Les trois interlocuteurs de cette soirée sont des membres fondateurs du parti DiEM25, présenté en février de cette année à Berlin par Y á nis Varouf á kis et Srećko Horvat. Est-ce en cette qualité qu’ils s’exprimeront ?
Non. Ils s’exprimeront en leur nom propre.
Dans une tribune parue l’année dernière dans Libération tu déclarais que l’Europe était en proie à « un nouveau fascisme mou ». Penses-tu que la démocratie européenne est en péril ?
Je pense que l’expression « démocratie européenne » est un oxymore. Au contraire des « démocraties » dans lesquelles nous vivons, l’Union européenne n’a même jamais été pensée comme quelque chose impliquant l’avis des populations qu’elle concerne. La force de la proposition de Y á nis Varouf á kis, incarnée dans « DiEM25 » est précisément de tenter de passer outre cette dimension fondamentalement antidémocratique des institutions européennes telles qu’elles existent. Cela fait longtemps que même les spécialistes les plus conservateurs en matière de droit européen concèdent que celle-ci souffre d’un « déficit démocratique ». Les événements qu’a connus la Grèce en 2015, par exemple, témoignent à loisir que le mot « déficit » est un euphémisme.
Que faut-il penser de la déclaration de Jean-Claude Juncker, disant « [qu’]il ne peut y avoir de choix démocratique contre les traités européens » ?
Jean-Claude Juncker est un minable gratte-papier qui devrait finir sa vie derrière les barreaux.

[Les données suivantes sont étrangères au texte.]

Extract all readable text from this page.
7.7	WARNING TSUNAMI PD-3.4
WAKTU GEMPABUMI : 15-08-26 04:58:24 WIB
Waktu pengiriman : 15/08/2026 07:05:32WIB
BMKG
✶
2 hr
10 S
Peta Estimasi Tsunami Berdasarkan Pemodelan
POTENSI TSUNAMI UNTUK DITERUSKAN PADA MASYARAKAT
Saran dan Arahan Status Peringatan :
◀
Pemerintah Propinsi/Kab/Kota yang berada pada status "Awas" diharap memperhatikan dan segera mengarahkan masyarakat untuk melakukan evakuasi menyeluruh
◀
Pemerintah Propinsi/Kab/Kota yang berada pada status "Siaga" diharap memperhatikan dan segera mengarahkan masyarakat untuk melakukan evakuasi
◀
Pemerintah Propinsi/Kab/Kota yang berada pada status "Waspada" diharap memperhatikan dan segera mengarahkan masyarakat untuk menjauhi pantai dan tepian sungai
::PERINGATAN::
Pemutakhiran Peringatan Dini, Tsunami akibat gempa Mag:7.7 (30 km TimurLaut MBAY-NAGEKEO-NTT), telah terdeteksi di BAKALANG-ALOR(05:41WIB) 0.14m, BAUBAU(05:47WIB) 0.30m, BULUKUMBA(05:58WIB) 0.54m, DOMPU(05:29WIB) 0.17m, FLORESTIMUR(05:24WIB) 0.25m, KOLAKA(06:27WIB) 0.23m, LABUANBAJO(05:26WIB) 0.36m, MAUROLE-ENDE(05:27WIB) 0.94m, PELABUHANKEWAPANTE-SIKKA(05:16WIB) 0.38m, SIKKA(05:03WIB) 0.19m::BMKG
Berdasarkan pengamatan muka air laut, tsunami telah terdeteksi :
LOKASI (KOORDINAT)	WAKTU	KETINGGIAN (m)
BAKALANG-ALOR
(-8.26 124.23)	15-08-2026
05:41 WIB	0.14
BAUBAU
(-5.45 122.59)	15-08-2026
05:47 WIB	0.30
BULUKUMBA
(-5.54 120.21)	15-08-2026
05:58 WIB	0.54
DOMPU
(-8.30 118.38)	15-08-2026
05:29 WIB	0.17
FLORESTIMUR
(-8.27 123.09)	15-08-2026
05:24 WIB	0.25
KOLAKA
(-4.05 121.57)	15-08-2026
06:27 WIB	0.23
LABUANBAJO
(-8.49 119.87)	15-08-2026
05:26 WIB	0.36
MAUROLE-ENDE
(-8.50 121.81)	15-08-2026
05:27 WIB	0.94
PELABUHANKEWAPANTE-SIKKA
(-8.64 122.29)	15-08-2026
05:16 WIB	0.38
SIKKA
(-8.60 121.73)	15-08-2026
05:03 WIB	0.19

En plus de parler de démocratie et de transparence, la soirée du 19 juin sera aussi l’occasion de parler du phénomène des lanceurs d’alerte. Julian Assange, Edward Snowden et plus récemment Antoine Deltour1 , sont tous poursuivis pour les révélations qu’ils ont faites. Qu’en penses-tu ? Doit-on protéger les lanceurs d’alerte ? Y a-t-il des limites à la transparence ?
L’idée de « transparence » implique toujours un sous-entendu : il y aurait des choses qui devraient rester cachées, qu’elles soient publiques ou privées. Je dois bien avouer que je trouve ça assez bête. Comme si nos vies étaient si uniques et si importantes ou comme s’il existait, dans l’activité des gouvernements ou des institutions, des zones si graves qu’elles requerraient un respect spécial. Le génie des lanceurs d’alerte est de montrer que ce n’est pas vrai, et que ce qui reposait sous le sceau du secret n’est, le plus souvent, qu’une magouille minable, dont la seule valeur était précisément sa dimension secrète. Donc, oui, les lanceurs d’alerte doivent être protégés. Ou, plutôt que protégés, ils doivent être soutenus et défendus.
Photographie de Laurent de Sutter par Geraldine Jacques.